Here's a proof together with some convenient notation in groups:

http://i59.tinypic.com/5b31av.png

Re: Show that a subgroup is normal

This is what you are missing:

Suppose we have $xyx^{-1}y^{1}$ and we take $g(xyx^{-1}y^{-1})g^{-1}$.

We can re-write this as:

$g(xyx^{-1}y^{-1})g^{-1} = (gxg^{-1})(gyg^{-1})(gx^{-1}g^{-1})(gy^{-1}g^{-1})$ (the $g$'s in the middle cancel)

$= (gxg^{-1})(gyg^{-1})((g^{-1})^{-1}x^{-1}g^{-1})((g^{-1})^{-1}y^{-1}g^{-1})$ (since $g = (g^{-1})^{-1}$)

$= (gxg^{-1})(gyg^{-1})(gxg^{-1})^{-1}(gyg^{-1})^{-1} \in N$.

There is one small thing you are overlooking:

$N$ isn't JUST elements of the form $xyx^{-1}y^{-1}$, it's all finite PRODUCTS of that form: $n_1n_2\cdots n_k$, where $n_j = x_jy_jx_j^{-1}y_j^{-1}$ for each $j$.

HOWEVER, it isn't hard to show that:

$g(n_1n_2\cdots n_k)g^{-1} = (gn_1g^{-1})(gn_2g^{-1})\cdots(gn_kg^{-1})$ (this is the same trick we used before), and since each term $gn_jg^{-1} \in N$ (this is what we proved above) so is their product (since $N$ is closed under multiplication).

The notation $gxg^{-1}$ is unwieldy, so algebraists have come up with a better form:

$x^g = g^{-1}xg$ (why do we put the "inverse" first? so that we have $(x^g)^h = x^{gh}$ otherwise we'd have to "reverse the order").

Along a similar vein, we define $[x,y] = x^{-1}y^{-1}xy$ (this gives us the same commutators as before, because elements and inverses are in one-to-one correspondence).

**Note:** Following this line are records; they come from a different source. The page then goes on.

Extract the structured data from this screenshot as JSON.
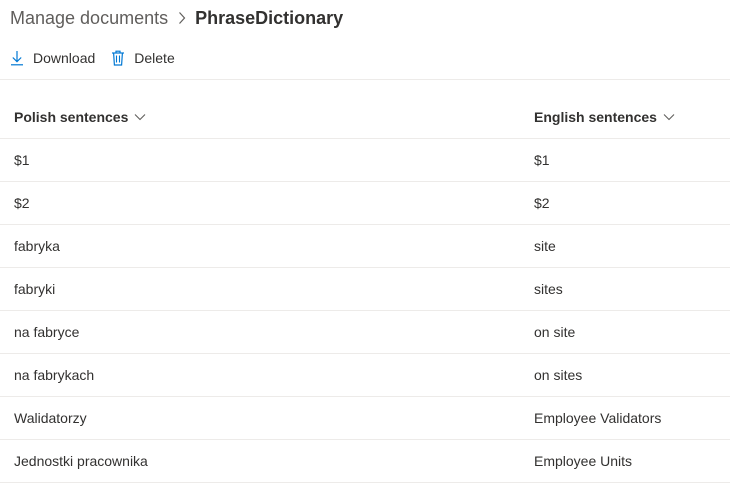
{
  "breadcrumb": {
    "parent": "Manage documents",
    "current": "PhraseDictionary"
  },
  "toolbar": {
    "download_label": "Download",
    "delete_label": "Delete"
  },
  "colors": {
    "accent": "#0078d4",
    "text": "#323130",
    "secondary_text": "#605e5c",
    "divider": "#edebe9"
  },
  "icons": {
    "breadcrumb_separator": "chevron-right-icon",
    "download": "download-icon",
    "delete": "trash-icon",
    "column_sort": "chevron-down-icon"
  },
  "table": {
    "columns": [
      "Polish sentences",
      "English sentences"
    ],
    "rows": [
      [
        "$1",
        "$1"
      ],
      [
        "$2",
        "$2"
      ],
      [
        "fabryka",
        "site"
      ],
      [
        "fabryki",
        "sites"
      ],
      [
        "na fabryce",
        "on site"
      ],
      [
        "na fabrykach",
        "on sites"
      ],
      [
        "Walidatorzy",
        "Employee Validators"
      ],
      [
        "Jednostki pracownika",
        "Employee Units"
      ]
    ]
  }
}
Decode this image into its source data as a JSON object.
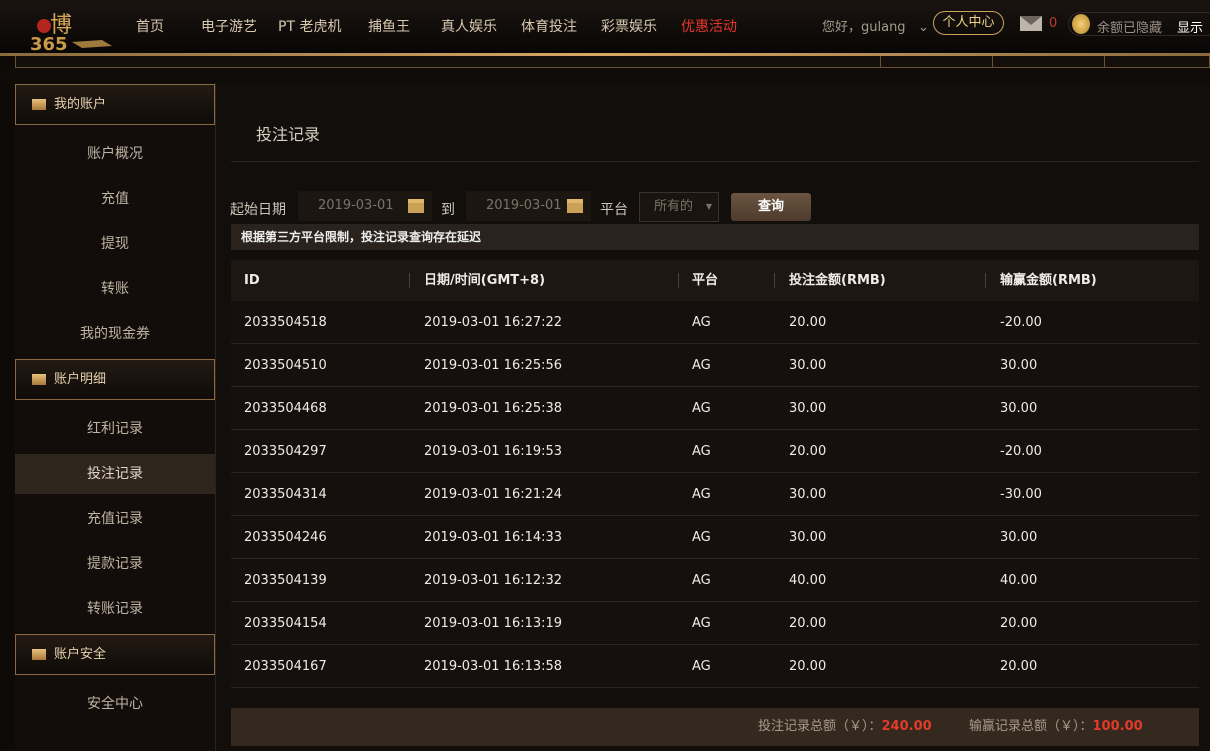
{
  "header": {
    "logo_text": "博365",
    "nav": [
      "首页",
      "电子游艺",
      "PT 老虎机",
      "捕鱼王",
      "真人娱乐",
      "体育投注",
      "彩票娱乐",
      "优惠活动"
    ],
    "greeting": "您好，gulang",
    "personal_center": "个人中心",
    "mail_count": "0",
    "balance_hidden": "余额已隐藏",
    "show": "显示"
  },
  "sidebar": {
    "sections": [
      {
        "label": "我的账户",
        "items": [
          "账户概况",
          "充值",
          "提现",
          "转账",
          "我的现金券"
        ]
      },
      {
        "label": "账户明细",
        "items": [
          "红利记录",
          "投注记录",
          "充值记录",
          "提款记录",
          "转账记录"
        ]
      },
      {
        "label": "账户安全",
        "items": [
          "安全中心"
        ]
      }
    ],
    "active": "投注记录"
  },
  "main": {
    "title": "投注记录",
    "filter": {
      "start_label": "起始日期",
      "start_date": "2019-03-01",
      "to_label": "到",
      "end_date": "2019-03-01",
      "platform_label": "平台",
      "platform_value": "所有的",
      "query_button": "查询"
    },
    "notice": "根据第三方平台限制，投注记录查询存在延迟",
    "columns": [
      "ID",
      "日期/时间(GMT+8)",
      "平台",
      "投注金额(RMB)",
      "输赢金额(RMB)"
    ],
    "rows": [
      [
        "2033504518",
        "2019-03-01 16:27:22",
        "AG",
        "20.00",
        "-20.00"
      ],
      [
        "2033504510",
        "2019-03-01 16:25:56",
        "AG",
        "30.00",
        "30.00"
      ],
      [
        "2033504468",
        "2019-03-01 16:25:38",
        "AG",
        "30.00",
        "30.00"
      ],
      [
        "2033504297",
        "2019-03-01 16:19:53",
        "AG",
        "20.00",
        "-20.00"
      ],
      [
        "2033504314",
        "2019-03-01 16:21:24",
        "AG",
        "30.00",
        "-30.00"
      ],
      [
        "2033504246",
        "2019-03-01 16:14:33",
        "AG",
        "30.00",
        "30.00"
      ],
      [
        "2033504139",
        "2019-03-01 16:12:32",
        "AG",
        "40.00",
        "40.00"
      ],
      [
        "2033504154",
        "2019-03-01 16:13:19",
        "AG",
        "20.00",
        "20.00"
      ],
      [
        "2033504167",
        "2019-03-01 16:13:58",
        "AG",
        "20.00",
        "20.00"
      ]
    ],
    "footer": {
      "bet_total_label": "投注记录总额（￥）：",
      "bet_total": "240.00",
      "win_total_label": "输赢记录总额（￥）：",
      "win_total": "100.00"
    }
  }
}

As johng's post shows, we have:

$[x,y]^g = [x^g,y^g]$ which is "algebraically neat".

Here is a useful theorem:

$G$ abelian iff $N = \{e\}$. This is why we use commutators, they tell us "how far away from abelian" $G$ is.

To see that $G/N$ is abelian observe:

$(Ny)(Nx) = N(yx) = (N)(N(yx)) = (N(xyx^{-1}y^{-1}))(N(yx))$ (since $xyx^{-1}y^{-1} \in N$)

$= N(xyx^{-1}y^{-1}yx) = N(xyx^{-1}x) = Nxy = (Nx)(Ny)$.

In fact, we can actually say MORE:

Suppose we have a homomorphism $\phi:G \to A$, where $A$ is abelian. Then $N \subseteq\text{ker }\phi$ (prove this! it isn't hard), so $N$ is the SMALLEST normal subgroup of $G$ that makes $G/N$ abelian.